As a first step of the test campaign, test cases are developed, so that each
requirement is verified by at least one test case. Test cases and requirements are
in n : m-relationship: one test case can help to test several requirements, and
one requirement may need more than one test case to check it thoroughly. The
relationship between requirements and test cases is documented in a traceability

matrix.
Test cases are usually specified first in an abstract way, that is, the logical conditions to be fulfilled for each test step are described, but the concrete
sequence of input vectors and the associated output sequences to be expected
from the SUT are not yet identified. Therefore a further step is required to
compute the concrete test data to be used or checked against when executing a
concrete test case in a test procedure.
Next, test procedures are programmed, each procedure executing one or more
concrete test cases. The procedures are executed against the SUT, and the results
are documented and evaluated. Finally, the traceability matrix is extended to
record the relationships between test cases and implementing procedures and
the results obtained in the procedure executions.

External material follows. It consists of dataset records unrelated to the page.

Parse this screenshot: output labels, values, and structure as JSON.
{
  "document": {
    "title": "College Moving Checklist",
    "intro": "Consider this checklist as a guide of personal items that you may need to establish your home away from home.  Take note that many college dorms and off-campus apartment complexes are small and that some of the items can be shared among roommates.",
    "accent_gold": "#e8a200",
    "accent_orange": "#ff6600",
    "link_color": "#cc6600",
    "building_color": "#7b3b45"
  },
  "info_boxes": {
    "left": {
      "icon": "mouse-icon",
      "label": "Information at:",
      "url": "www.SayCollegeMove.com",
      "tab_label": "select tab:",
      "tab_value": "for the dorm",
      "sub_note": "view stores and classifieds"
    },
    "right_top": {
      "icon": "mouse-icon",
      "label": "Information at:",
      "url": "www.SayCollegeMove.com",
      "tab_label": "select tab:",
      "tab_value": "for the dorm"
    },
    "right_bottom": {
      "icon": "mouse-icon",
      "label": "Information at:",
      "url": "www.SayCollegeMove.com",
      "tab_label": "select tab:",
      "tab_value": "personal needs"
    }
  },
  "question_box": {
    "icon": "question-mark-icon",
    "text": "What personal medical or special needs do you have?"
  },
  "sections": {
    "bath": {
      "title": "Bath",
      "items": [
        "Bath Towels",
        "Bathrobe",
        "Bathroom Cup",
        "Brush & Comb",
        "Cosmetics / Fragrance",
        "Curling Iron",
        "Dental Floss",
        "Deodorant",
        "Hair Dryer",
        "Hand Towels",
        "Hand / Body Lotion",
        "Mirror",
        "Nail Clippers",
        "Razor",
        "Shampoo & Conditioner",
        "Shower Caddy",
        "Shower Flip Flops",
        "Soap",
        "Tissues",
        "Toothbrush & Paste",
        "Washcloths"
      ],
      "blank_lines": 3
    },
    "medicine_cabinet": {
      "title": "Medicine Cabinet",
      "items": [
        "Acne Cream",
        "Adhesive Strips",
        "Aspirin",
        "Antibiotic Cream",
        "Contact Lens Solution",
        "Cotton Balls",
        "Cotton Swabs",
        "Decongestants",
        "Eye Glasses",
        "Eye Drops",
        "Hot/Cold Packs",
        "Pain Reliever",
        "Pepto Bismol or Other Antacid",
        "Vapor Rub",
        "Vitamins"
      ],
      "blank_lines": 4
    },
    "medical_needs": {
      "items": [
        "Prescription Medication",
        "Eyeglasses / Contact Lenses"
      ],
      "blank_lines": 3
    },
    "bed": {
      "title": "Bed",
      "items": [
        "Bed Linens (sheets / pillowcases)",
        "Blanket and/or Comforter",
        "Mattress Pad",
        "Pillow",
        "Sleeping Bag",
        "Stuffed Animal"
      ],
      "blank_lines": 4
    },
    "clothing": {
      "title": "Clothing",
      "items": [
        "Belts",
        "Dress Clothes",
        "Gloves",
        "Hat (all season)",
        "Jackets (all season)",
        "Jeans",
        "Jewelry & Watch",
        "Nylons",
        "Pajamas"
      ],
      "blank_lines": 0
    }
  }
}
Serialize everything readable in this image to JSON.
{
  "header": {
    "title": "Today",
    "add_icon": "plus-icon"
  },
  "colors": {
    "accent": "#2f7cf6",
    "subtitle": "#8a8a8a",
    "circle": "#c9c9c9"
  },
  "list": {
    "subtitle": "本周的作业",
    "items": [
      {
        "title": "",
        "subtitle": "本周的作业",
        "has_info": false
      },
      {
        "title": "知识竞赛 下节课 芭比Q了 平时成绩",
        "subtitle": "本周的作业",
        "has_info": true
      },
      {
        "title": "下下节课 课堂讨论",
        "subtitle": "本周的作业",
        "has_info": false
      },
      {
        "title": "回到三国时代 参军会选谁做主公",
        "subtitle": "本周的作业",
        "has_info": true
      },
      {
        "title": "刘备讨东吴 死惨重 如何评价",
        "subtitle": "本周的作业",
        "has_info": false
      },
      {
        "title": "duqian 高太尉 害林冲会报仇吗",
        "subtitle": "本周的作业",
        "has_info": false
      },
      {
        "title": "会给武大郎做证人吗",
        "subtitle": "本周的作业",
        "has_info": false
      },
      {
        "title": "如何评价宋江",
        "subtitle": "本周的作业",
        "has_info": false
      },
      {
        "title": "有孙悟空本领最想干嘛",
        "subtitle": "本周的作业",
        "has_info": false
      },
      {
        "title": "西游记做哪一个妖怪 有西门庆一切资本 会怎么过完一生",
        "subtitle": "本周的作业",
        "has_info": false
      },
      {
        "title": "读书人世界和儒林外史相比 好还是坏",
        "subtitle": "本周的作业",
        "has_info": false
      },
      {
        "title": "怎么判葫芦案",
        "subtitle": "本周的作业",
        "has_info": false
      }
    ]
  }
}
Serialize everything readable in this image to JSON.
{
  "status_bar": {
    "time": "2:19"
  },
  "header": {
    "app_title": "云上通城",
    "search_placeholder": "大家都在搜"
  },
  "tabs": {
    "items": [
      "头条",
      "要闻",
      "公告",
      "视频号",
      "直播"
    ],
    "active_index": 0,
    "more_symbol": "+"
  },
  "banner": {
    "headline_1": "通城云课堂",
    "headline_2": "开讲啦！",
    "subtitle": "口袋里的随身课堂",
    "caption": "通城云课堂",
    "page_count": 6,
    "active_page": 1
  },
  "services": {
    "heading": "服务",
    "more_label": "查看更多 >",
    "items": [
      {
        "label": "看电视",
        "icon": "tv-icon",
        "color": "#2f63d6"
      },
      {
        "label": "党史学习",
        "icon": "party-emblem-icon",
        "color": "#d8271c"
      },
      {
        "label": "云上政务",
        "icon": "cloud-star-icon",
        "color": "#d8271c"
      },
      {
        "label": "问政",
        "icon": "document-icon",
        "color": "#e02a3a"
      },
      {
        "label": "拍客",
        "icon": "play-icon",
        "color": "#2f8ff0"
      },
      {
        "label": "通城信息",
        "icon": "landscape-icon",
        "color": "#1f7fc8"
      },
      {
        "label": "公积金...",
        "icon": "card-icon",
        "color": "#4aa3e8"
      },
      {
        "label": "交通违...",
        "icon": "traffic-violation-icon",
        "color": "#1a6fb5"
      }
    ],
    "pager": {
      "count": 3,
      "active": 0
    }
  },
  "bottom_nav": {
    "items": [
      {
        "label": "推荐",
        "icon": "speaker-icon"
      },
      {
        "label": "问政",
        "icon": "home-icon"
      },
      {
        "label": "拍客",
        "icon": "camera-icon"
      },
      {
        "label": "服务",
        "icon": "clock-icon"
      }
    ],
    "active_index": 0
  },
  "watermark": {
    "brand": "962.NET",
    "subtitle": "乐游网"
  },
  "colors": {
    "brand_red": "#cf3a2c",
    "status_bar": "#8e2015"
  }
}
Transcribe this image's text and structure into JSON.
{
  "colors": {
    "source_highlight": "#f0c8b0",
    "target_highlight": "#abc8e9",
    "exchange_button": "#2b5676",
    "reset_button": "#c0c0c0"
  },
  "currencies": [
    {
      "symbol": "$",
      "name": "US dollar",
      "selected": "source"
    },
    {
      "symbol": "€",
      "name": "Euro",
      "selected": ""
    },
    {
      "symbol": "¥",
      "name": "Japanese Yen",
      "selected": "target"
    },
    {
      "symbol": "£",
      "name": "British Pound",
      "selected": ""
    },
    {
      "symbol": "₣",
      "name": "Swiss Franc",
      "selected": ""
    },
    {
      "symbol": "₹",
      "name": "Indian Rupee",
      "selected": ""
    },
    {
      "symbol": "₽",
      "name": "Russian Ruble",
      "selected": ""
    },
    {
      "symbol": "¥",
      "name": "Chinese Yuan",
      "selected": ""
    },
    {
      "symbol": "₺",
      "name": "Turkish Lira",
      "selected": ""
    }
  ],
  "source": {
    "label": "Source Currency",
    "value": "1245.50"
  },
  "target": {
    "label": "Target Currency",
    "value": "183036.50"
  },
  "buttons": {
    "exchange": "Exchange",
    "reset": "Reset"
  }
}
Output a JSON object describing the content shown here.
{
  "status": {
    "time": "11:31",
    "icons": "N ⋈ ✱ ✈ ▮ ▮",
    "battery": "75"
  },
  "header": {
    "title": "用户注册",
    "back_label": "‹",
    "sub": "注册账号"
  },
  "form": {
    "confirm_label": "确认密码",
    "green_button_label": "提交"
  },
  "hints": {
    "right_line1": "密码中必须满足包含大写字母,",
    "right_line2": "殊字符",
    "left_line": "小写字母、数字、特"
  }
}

According to the current state of practise, test execution, documentation,
and compilation of traceability data are typically automated steps, but the initial
steps from test case identification to test procedure programming (and frequently
debugging . . . ) need to be performed manually.
A coverage analysis checks the code portions that have been covered by the
requirements-based test cases so far. If uncovered code still exists, either the code
has to be removed because it does not contribute to the functionality of the SUT,
or requirements have to be added, specifying the SUT behaviour implemented
by the code uncovered so far. This leads to additional test cases to be executed.